Saturday, 22 June 2013

Sentence for former Enron boss reduced on appeal from 24 to 14 years.

Jeffrey Skilling
Jeffrey Skilling worked for 'Enron' for 20 years, but he was CEO for just six months, quitting 4 months before the company's collapse in 2001 when thousands of workers lost their jobs and retirement savings.
There is absolutely no doubt that Jeffrey Skilling was one of the greediest bosses of a gang of narcissistic thieves who ran one of the biggest and, most damaging, rackets in US history, but, mysteriously neither he, nor any of his criminal associates, was charged under the US federal Racketeer Influenced and Corrupt Organizations Act, 1970. This legislation provides prosecutors with the power to seize all stolen assets prior to a racketeering case coming to trial, and to send those convicted under RICO to prison for 20 years per racketeering count.

The fact that the bosses of the 'Enron' racket had also sought to obstruct justice by using some their ill-gotten gains to infiltrate US politics, explains why federal prosecutors were reluctant to invoke RICO.

Classically, the 'Enron' racket was operated behind a mystifying labyrinth of legally-registered corporate structures engaged in lawful, and/or unlawful, enterprises. This labyrinth was maliciously constructed (with the assistance of an echelon of attorneys and accountants) as the result of a conspiracy to perpetrate fraud and obstruct justice. In simple terms, the value of shares in the 'Enron' company was inflated, and maintained, by off-loading chronic, and massive, trading losses onto hundreds of other insolvent companies, which gave 'Enron' the appearance of being a thriving and valuable enterprise, when it was, in fact, insolvent and effectively-worthless.

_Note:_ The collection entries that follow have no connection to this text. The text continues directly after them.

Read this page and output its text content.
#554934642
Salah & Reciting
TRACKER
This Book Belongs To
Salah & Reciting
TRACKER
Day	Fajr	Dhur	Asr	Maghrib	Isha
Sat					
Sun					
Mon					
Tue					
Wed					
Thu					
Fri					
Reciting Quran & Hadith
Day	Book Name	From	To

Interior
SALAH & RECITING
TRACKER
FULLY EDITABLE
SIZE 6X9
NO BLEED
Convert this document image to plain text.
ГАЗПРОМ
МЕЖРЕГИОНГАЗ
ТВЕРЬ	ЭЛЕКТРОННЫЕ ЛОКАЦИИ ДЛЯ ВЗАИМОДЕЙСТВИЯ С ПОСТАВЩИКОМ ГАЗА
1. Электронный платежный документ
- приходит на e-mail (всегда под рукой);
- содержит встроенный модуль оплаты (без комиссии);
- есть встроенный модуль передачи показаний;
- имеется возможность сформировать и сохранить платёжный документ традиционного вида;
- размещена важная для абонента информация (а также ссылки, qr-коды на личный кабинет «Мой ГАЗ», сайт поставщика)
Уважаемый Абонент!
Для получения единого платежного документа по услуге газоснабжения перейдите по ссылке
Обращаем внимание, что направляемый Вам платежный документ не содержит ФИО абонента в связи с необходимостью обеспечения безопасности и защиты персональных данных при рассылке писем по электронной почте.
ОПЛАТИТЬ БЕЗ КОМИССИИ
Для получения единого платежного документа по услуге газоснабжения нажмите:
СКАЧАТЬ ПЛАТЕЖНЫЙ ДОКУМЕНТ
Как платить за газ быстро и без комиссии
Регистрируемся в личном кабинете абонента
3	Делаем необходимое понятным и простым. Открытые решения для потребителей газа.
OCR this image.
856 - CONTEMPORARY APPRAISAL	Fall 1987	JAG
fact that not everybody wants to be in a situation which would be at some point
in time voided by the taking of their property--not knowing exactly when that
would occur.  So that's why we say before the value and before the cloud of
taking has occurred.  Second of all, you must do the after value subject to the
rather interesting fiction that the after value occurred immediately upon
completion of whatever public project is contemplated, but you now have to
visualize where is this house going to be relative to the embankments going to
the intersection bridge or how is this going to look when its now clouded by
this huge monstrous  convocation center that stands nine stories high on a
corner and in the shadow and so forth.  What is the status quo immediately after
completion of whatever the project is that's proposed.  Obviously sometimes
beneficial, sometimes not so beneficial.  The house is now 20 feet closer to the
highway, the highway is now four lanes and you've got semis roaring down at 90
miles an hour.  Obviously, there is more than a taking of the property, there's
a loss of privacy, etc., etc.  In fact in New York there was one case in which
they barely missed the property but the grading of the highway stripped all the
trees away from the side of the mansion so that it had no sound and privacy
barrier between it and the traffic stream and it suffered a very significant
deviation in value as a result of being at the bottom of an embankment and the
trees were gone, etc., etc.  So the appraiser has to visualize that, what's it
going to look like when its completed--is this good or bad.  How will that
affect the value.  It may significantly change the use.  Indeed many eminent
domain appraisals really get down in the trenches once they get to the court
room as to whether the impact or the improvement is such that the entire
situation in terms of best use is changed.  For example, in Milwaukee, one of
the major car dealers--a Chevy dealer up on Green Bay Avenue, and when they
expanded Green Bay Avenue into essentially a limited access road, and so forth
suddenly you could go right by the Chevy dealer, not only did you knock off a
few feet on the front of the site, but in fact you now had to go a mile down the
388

When faced with exposure and collapse, insiders like Jeffrey Skilling and his predecessor, Kenneth Lay, dumped their own 'Enron' shares at the inflated price. Thus Skilling and Lay were charged with securities fraud, conspiracy, insider trading, lying to auditors, etc. 

The pair were convicted in May 2006 by a  jury in Houston, Texas and sentenced to long prison terms, but Lay died in July 2006 of a heart attack (after claiming that he'd become a 'Born-Again Christian').

Jeffrey Skilling
Skilling, who has been in prison since 2006, has now agreed to stop appealing against his conviction and, in return, he has had his 24 year sentence reduced to 14 years. He is now due to be set free in December 2020.

The agreement between Skilling and federal prosecutors also allows more than $40m (£26m) seized from him to be finally distributed to the victims of the 'Enron' racket.

Andrew Fastow
'Enron's' former chief financial officer, Andrew Fastow, testified against both Skilling and Lay and was sentenced to just 6 years in prison. He was released in December 2011. 

David Brear (copyright 2013)


  1. What lessons can be drawn about Herbalife from the Enron fraud?

    1. This is a very good question which probably requires a full article to answer.

      In brief, the 'Enron' and 'Herbalife' frauds are remarkably similar, in that they both survived for many years by hiding in plain view.

      Right under the noses of a flock of dunces with diplomas (i.e. legally-qualified US regulators, financial journalists, politicians, economists, law enforcement agents, etc.), the market price of shares in both these effectively-valueless corporate structures were maliciously inflated, and maintained, by the constant repetition of mystifying lies and by the withholding of key information.

      In both cases, the fabulously-wealthty racketeers behind 'Enron' and 'Herbalife' were assisted by echelons of co-opted attorneys (some of whom were former US regulators), accountants, stockbrokers, bankers, economists, financial journalists, politicians, etc., and it became against the interests of everyone concerned (particularly, major investors) to face the truth in private, let alone blow the whistle in public.

      However, in reality, 'Enron's' massive trading losses were merely being off-loaded onto an expanding labyrinth comprising hundreds of legally-registered corporate structures, which (to casual observers) gave 'Enron' itself the appearance of perpetual expansion and prosperity.

      Similarly, 'Herbalife's' massive trading losses have been off-loaded onto an endless-chain comprising millions of ill-informed persons arbitrarily defined in their contracts as 'Independent Distributors,' which (to casual observers) has given 'Herbalife' itself the appearance of perpetual expansion and prosperity.

      Interestingly, just as in the case of 'Enron', there are far too many intellectually-rigorous, and independent, observers who now know exactly how the 'Herbalife' racket has functioned. Thus, making it an inevitability that it will eventually collapse.